More than 300,000 people marched in New York City for the People’s Climate March on Sunday, calling for aggressive action on global climate change as world leaders meet for the United Nations’ Climate Summit this week.
"We can still avert catastrophic change if we act quickly to reinvent our economy and our relationship to the Earth," Jessica Hellmann, a conservation biology professor at Notre Dame and climate change expert, told NPR. “But we must also find ways to live with the climate change that has already started. Corporations and the development community are already helping the world to adapt, but these efforts are not enough.”
While New York City’s march was the largest climate-focused mobilization effort ever—far outnumbering the 100,000 initially expected to attend—it’s unclear what will ultimately come of it. Two of the world’s largest countries and greenhouse gas emitters, India and China, weren’t expected to attend the U.N. summit and past attempts at unifying world leaders around climate change have faltered.
That said, the strong show of U.S. support for climate change action does signal something important for U.S. business leaders: Americans are becoming more interested and aware of the long-term dangers of climate change. Companies large and small can no longer ignore climate change as an issue. Here are three ways small businesses can make a difference and show their support.

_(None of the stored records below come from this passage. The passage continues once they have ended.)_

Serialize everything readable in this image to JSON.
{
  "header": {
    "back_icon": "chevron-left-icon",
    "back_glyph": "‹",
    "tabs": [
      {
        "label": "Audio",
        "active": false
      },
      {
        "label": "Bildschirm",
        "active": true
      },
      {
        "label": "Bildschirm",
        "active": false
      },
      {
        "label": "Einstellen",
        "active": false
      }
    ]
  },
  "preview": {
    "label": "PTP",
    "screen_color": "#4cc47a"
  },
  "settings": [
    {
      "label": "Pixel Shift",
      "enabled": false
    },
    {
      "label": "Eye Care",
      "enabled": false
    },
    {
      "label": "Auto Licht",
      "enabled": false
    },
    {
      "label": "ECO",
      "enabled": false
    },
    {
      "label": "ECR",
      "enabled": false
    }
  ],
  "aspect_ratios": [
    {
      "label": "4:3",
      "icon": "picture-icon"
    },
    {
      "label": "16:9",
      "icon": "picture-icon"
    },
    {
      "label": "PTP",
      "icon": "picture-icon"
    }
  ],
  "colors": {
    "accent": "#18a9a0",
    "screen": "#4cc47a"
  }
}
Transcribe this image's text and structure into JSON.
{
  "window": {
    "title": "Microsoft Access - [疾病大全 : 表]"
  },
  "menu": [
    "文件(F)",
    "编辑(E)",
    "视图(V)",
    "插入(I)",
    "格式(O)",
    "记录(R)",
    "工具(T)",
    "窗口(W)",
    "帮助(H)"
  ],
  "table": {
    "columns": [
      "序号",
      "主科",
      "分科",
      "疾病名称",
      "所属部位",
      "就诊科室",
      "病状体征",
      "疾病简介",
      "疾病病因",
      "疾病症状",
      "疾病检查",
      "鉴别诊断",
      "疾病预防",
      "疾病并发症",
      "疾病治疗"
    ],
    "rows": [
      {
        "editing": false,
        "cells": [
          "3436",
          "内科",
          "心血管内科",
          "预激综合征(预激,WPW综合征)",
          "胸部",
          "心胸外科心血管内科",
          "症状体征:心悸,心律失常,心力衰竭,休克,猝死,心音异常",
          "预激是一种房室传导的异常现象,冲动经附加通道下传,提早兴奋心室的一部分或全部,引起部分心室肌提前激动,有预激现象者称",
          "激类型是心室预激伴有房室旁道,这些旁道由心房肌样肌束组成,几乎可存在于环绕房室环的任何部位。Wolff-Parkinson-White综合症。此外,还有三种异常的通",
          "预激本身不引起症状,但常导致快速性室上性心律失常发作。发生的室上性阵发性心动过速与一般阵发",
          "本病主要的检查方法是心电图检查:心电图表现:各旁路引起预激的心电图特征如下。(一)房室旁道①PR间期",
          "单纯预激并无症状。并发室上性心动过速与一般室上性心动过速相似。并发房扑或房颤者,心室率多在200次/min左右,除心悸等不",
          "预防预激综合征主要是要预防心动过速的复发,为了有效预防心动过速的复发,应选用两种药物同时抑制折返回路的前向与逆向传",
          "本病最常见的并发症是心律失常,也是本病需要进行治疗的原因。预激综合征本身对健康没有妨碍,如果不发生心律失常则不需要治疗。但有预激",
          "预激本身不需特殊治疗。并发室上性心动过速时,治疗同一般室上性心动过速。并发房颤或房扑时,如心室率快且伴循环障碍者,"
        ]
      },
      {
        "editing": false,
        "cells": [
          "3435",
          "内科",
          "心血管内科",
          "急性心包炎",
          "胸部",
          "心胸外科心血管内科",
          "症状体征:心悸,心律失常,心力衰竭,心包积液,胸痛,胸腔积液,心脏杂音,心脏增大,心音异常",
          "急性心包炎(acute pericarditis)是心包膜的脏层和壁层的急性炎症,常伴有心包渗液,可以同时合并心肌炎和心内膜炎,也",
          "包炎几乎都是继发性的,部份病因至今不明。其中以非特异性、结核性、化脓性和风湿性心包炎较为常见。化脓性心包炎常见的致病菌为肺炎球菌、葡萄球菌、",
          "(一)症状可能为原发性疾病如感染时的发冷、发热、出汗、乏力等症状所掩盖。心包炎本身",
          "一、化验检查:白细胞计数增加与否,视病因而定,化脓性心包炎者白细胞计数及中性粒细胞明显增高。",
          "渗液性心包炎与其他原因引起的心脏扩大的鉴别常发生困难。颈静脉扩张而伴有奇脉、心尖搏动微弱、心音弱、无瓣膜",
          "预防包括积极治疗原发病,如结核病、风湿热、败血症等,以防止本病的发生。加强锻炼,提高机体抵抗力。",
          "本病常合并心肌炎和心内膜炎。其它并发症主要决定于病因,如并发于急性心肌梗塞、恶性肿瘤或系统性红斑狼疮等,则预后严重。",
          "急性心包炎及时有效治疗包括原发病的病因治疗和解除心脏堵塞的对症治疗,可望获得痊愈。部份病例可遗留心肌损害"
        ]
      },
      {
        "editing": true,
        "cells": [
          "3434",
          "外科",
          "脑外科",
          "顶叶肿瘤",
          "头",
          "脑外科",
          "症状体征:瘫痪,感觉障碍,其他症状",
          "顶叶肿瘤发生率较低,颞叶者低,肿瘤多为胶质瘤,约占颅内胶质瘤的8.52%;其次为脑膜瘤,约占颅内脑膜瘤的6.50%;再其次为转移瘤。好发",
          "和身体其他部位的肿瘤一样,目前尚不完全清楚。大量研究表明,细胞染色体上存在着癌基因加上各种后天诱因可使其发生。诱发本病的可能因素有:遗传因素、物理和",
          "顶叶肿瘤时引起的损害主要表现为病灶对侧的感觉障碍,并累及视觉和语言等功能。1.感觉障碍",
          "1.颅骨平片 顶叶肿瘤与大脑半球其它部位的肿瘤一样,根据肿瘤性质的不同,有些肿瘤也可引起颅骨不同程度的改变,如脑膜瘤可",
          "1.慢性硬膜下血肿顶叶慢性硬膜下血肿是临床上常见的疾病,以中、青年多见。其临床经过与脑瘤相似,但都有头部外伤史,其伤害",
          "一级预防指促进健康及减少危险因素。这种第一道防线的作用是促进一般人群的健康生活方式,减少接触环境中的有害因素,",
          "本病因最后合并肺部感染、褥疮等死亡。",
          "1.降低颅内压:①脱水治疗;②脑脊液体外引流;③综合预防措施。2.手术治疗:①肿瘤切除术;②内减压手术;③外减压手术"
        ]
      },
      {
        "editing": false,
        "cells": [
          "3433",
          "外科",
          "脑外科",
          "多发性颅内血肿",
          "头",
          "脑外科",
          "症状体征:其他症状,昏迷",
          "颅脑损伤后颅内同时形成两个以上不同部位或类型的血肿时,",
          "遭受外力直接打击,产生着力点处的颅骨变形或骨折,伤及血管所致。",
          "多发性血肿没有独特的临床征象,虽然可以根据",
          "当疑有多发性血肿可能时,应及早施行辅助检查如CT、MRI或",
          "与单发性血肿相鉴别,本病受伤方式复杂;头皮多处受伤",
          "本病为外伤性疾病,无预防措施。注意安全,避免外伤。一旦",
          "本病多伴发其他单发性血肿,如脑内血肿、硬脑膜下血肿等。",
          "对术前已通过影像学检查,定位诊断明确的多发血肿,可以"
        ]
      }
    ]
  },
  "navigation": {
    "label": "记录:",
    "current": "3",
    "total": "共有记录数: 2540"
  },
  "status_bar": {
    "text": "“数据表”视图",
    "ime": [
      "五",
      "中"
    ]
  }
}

1. Take a stance. It’s no longer taboo to talk about climate change in the business world, and several large U.S. corporations including Pepsi and McDonalds have already taken a lead. Walmart—which has greatly emphasized environmental sustainability throughout its massive worldwide operations—now regularly discusses the risks of climate change and the business case for focusing on environmental sustainability. “It’s not something that we’re doing for public relations or it is the nice thing to do,” Walmart vice president Manuel Gómez Peña said earlier this year. “It’s now making business sense.”
2 Walk the talk. Consumers want to see companies do more than just talk about sustainability. More than ever, they’re looking beneath the surface for true action. Every company, regardless of its size, can find ways to become more sustainable. Technology startups can focus on making their products and offices more energy-efficient; retailers can focus on selling sustainable, locally made products, improving energy efficiency in their stores and encouraging their customers to use reusable shopping bags. (Want to know where to start? Check out this list of 11 ways companies can reduce their environmental footprint.)
3. Think differently, and long term. Ultimately, climate change, and the actions required to truly fight it, will require many business leaders to change the way they approach their business. Some small businesses are already taking a leap—focusing on new business models (like the sharing economy) that encourage sustainable consumption among customers. Others are investing in technologies like renewable energy systems—though may take several years to pay for themselves—will dramatically reduce their long-term environmental impact. (Check out this Salt Lake City small business, Publik Coffee Roasters, that recently finished a sustainable renovation including solar panels.)